Sorry I’ve been MIA for a while. Life’s been a little crazy. Anyways.

Last semester, in my Creative Writing class, we read through A Poetry Handbook by Mary Oliver.  This one section we read really stuck out to me:

quotation-marks

If Romeo and Juliet had made their appointments to meet, in the moonlight-swept orchard, in all the peril and sweetness of conspiracy, and then more often than not failed to meet — one or the other lagging, or afraid, or busy elsewhere — there would have been no romance, no passion, none of the drama for which we remember and celebrate them. Writing… is not so different—it is a kind of possible love affair between something like the heart (that courageous but also shy factory of emotion) and the learned skills of the conscious mind. They make appointments with each other, and keep them, and something begins to happen. Or, they make appointments with each other but are casual and often fail to keep them: count on it, nothing happens.

-Mary Oliver, A Poetry Handbook

This is So. Darn. True.  If we don’t respond when our story asks to be written, it will eventually stop asking.

I don’t know about you, but I’ll get this “text message buzz” in the middle of my chest (figuratively, not literally) when I need to write.  There’ll be this nagging voice saying “sit down and type!

And here’s the thing: the more I listen to it, the louder it gets, and the easier it is to write. And the more I ignore it, the less I am compelled to write.

There’s a big discussion in the Writing Community about the soundness of the advice “write every day.”  And while this advice is clearly not practical for everyone, the idea behind it is solid: writing should be a habit.  It should be done frequently.  It should be a priority (as much as it’s in your control to make it so).

I don’t want to be casual about my writing.  I want to treat it like it’s important.

But sometimes, I’ll run into this issue: I’ll think about writing and then go, “nah, I’m not feeling the inspiration today.  Maybe tomorrow.”  But the fault with that argument is that inspiration is fickle, unreliable.  It’s fleeting, here one day and gone the next.

I don’t need more inspiration for my writing.  I need more commitment.

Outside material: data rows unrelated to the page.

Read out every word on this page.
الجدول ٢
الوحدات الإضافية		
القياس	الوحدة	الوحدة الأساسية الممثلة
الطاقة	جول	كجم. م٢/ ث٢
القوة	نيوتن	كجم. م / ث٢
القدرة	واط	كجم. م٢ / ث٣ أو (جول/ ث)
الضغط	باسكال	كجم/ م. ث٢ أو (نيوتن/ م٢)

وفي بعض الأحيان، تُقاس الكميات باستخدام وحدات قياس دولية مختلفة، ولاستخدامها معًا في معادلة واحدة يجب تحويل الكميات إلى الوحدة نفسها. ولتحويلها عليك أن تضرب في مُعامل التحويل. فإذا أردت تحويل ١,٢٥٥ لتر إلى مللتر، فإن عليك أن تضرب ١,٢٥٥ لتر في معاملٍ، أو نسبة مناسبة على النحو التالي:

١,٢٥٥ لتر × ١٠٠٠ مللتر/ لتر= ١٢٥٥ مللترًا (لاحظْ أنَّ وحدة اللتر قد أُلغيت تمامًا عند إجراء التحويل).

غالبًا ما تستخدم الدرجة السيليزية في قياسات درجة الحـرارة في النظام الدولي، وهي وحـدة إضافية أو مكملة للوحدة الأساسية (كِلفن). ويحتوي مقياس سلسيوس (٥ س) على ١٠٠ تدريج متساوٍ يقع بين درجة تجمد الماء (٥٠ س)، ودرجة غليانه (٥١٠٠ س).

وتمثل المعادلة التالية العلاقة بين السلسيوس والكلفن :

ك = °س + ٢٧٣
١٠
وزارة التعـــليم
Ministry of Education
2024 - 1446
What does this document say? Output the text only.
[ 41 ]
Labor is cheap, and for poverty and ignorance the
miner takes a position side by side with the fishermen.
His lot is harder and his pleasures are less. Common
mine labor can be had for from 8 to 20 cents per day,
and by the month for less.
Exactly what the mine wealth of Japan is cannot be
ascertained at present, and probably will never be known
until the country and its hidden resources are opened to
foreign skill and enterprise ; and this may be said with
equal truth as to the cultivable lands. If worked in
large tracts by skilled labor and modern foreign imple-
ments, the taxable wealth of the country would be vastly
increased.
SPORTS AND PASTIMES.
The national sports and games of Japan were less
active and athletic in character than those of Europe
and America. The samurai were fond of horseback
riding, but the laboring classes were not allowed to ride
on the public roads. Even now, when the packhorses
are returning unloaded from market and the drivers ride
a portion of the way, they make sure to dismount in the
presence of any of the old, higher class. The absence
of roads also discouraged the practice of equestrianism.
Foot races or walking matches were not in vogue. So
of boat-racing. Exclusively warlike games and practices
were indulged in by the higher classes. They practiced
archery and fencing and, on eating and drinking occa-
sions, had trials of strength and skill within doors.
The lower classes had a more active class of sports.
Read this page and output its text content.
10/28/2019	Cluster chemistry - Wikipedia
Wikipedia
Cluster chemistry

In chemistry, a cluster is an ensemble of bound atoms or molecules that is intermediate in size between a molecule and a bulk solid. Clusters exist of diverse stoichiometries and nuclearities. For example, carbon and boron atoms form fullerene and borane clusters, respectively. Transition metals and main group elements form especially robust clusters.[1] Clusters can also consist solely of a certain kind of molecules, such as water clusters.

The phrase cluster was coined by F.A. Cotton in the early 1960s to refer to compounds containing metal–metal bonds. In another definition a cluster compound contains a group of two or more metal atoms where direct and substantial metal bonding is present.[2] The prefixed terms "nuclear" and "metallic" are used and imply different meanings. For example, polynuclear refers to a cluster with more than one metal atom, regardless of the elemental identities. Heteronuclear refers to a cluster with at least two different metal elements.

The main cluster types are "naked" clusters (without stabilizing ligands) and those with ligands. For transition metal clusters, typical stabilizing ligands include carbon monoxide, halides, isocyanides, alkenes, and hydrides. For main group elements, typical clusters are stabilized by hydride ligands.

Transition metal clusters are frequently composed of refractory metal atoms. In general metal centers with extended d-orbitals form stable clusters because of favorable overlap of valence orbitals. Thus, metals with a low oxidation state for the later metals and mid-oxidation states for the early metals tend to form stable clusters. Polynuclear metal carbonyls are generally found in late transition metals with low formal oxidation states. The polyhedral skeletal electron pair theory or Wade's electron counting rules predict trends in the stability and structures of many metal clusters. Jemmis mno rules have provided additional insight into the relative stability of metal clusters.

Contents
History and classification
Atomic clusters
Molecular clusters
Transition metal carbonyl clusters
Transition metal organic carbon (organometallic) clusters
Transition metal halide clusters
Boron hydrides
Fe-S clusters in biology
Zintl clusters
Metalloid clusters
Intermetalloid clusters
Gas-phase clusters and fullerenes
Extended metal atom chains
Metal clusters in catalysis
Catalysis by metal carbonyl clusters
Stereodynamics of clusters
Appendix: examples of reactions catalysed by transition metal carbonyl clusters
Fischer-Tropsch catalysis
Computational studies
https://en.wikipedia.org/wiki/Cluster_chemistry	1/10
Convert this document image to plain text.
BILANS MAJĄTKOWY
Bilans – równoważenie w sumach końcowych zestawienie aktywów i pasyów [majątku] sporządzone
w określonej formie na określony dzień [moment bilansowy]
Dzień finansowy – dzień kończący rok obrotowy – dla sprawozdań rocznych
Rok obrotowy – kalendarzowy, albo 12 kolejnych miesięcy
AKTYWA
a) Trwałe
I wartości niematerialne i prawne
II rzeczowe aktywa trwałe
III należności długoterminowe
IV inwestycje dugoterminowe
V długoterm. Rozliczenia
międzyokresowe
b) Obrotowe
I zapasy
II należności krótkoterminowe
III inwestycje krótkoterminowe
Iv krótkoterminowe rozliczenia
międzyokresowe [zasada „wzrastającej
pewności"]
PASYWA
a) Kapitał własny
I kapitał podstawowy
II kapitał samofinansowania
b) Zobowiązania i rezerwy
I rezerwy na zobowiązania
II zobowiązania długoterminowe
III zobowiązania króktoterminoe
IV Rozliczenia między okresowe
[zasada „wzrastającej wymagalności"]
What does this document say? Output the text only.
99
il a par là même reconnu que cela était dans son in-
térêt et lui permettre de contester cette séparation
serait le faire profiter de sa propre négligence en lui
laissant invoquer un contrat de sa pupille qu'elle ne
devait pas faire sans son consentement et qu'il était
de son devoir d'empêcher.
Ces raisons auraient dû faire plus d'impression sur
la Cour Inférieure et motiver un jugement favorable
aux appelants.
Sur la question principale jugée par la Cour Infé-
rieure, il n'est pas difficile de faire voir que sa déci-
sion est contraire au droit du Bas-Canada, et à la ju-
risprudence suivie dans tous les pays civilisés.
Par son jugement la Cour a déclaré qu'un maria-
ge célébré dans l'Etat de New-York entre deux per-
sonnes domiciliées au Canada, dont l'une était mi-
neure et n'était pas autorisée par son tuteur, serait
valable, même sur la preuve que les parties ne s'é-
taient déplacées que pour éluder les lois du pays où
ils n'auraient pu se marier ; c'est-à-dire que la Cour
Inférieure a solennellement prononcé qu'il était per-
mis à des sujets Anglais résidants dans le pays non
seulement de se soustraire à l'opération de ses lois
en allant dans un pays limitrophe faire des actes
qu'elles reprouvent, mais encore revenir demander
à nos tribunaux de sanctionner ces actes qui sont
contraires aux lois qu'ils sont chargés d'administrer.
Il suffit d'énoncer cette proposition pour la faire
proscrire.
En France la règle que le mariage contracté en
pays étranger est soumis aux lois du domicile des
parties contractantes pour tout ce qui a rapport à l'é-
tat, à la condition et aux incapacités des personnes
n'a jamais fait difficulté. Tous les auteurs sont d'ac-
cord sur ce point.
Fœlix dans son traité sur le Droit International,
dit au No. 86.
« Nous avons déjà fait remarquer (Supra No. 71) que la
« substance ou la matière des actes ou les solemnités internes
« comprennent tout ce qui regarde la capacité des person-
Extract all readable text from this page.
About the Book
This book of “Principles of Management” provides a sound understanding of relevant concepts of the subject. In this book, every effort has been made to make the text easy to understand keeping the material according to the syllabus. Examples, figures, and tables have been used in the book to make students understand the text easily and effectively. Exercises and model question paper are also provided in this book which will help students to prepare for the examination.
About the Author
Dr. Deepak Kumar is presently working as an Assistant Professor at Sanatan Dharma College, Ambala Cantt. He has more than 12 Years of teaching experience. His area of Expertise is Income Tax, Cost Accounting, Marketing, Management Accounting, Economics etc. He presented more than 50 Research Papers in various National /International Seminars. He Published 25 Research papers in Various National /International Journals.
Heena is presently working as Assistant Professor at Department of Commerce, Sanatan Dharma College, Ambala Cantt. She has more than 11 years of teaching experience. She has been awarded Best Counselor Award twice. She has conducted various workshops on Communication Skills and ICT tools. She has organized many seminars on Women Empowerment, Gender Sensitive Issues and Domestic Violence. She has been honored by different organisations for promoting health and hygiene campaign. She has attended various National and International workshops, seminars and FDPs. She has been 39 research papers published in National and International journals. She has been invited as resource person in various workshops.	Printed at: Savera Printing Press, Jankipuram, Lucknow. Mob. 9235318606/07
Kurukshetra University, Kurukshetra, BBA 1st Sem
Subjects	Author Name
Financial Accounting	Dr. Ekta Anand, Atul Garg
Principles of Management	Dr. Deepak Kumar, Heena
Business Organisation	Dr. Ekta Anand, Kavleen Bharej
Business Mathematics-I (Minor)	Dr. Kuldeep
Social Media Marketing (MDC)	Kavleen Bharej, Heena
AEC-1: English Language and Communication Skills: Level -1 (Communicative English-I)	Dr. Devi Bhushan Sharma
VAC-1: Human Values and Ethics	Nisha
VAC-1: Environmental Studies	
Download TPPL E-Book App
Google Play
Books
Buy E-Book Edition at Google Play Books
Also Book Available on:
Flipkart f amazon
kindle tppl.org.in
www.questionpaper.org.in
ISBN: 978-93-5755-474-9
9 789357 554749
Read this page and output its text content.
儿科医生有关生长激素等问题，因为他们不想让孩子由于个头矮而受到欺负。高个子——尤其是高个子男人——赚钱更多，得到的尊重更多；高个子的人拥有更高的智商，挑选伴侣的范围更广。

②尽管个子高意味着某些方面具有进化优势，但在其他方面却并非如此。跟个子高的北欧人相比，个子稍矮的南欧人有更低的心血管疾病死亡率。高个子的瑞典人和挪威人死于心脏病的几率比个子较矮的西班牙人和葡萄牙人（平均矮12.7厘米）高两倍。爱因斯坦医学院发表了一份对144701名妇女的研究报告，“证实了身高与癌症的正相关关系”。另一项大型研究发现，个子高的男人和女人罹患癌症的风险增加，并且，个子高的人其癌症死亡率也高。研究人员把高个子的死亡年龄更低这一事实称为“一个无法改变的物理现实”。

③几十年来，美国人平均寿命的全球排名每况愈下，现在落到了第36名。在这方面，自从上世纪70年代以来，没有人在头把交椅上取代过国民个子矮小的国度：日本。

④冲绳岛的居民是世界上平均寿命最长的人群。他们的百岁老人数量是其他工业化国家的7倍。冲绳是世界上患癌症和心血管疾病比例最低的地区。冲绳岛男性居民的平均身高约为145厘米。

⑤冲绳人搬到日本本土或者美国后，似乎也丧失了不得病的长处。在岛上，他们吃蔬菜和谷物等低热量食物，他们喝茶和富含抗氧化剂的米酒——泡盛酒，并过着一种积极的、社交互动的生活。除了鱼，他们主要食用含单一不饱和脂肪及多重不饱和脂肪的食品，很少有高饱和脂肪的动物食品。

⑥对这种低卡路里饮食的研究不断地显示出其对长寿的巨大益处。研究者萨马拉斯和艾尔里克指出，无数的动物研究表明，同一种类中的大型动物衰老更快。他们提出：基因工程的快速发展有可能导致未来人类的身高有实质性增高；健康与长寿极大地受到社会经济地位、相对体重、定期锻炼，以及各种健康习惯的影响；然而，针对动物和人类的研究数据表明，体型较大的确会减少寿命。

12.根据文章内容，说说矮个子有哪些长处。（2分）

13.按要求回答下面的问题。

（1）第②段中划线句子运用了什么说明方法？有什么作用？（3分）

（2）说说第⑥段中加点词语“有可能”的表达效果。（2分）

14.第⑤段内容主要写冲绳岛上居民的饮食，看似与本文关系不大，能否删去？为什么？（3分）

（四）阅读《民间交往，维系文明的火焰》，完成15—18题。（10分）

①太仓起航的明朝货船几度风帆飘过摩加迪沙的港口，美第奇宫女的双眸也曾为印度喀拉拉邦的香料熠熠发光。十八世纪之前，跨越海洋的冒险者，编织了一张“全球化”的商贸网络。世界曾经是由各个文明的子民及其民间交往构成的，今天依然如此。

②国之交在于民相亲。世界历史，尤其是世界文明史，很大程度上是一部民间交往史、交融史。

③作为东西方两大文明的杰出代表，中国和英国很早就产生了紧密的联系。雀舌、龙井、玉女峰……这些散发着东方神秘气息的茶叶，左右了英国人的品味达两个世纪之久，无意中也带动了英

I’ll leave you with another quote, this one by Lin-Manuel Miranda (via his twitter feed).

quotation-marks

And now, a daydream about inspiration. Inspiration is EXACTLY like getting a star in Super Mario Bros. Exciting, and super rare. You’re invincible for a short time. The rest of your time you’re breaking bricks, you’re navigating pitfalls, you’re living and dying. You’re doing the work. Star mode is not a substitute for skill, but if you do the work, you can maximize it when it appears. So I wish you star mode. And I wish you lots of hard work so that you know what to do with it when it strikes. That is all.”